Perl, XML, Television and something about encodings
I’ve been busy hacking away on a script which would read the XMLTV format and pour it into a mysql database. It’s fun but nothing is quite as easy as it should be. I’ve rediscovered it once again. I had never before tried to parse XML data from Perl, but a quick google visit suggested it should be a breeze as everyone else seems to do it. I haven’t done my homework and really figured out what the various differences between the many methods you can parse XML is – so I basically found a few examples and picked the one the example used (XML::Parser) that.
It was only the first step of the way though.
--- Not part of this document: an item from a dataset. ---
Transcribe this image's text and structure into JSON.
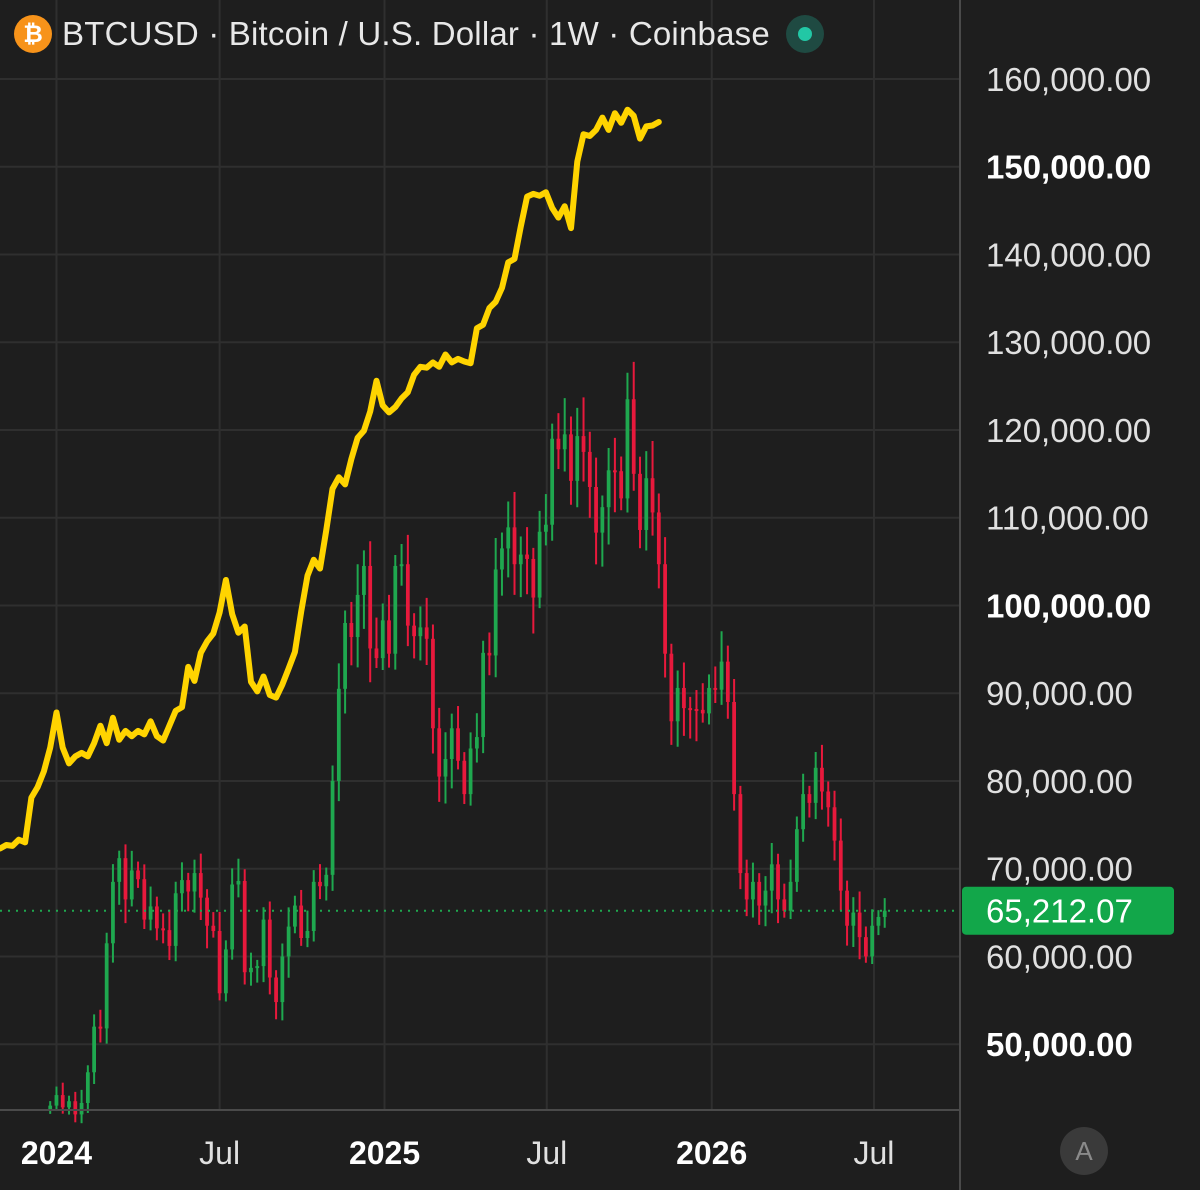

XML::Parser has several “styles” in which you can work with it – tree, subs, objects and stream – picking the right one is a pain when you (still) don’t known much about XML.
I’ve figured out how one of the style sort-of worked and got a parser going, which could retrieve the data I needed from the xml-file and stuff it into the database.
The original xml-file was in ISO-8859-1 format (aka Latin1) and you should think it would be not trouble getting the extracted data into the mysql. Well, it was. Expat – the XML parser toolkit upon which XML::Parser is built seems to return everything UTF-8 encoded – which in a common browser made our three Danish letters look quite strange.
I really didn’t need this challenge, but after hammering away for awhile it seems my newly built function (which basically reuse some CPAN modules), can convert the strings back from UTF to plain ol’ ISO-8859-1.
So now, my tv-parser is flying. In celebration, I’ve even started hacking on the interface which use the data from the mysql to make a far nicer tvguide than any other (Danish) site. The “multi-channel today” view is going to look something like Porjes design.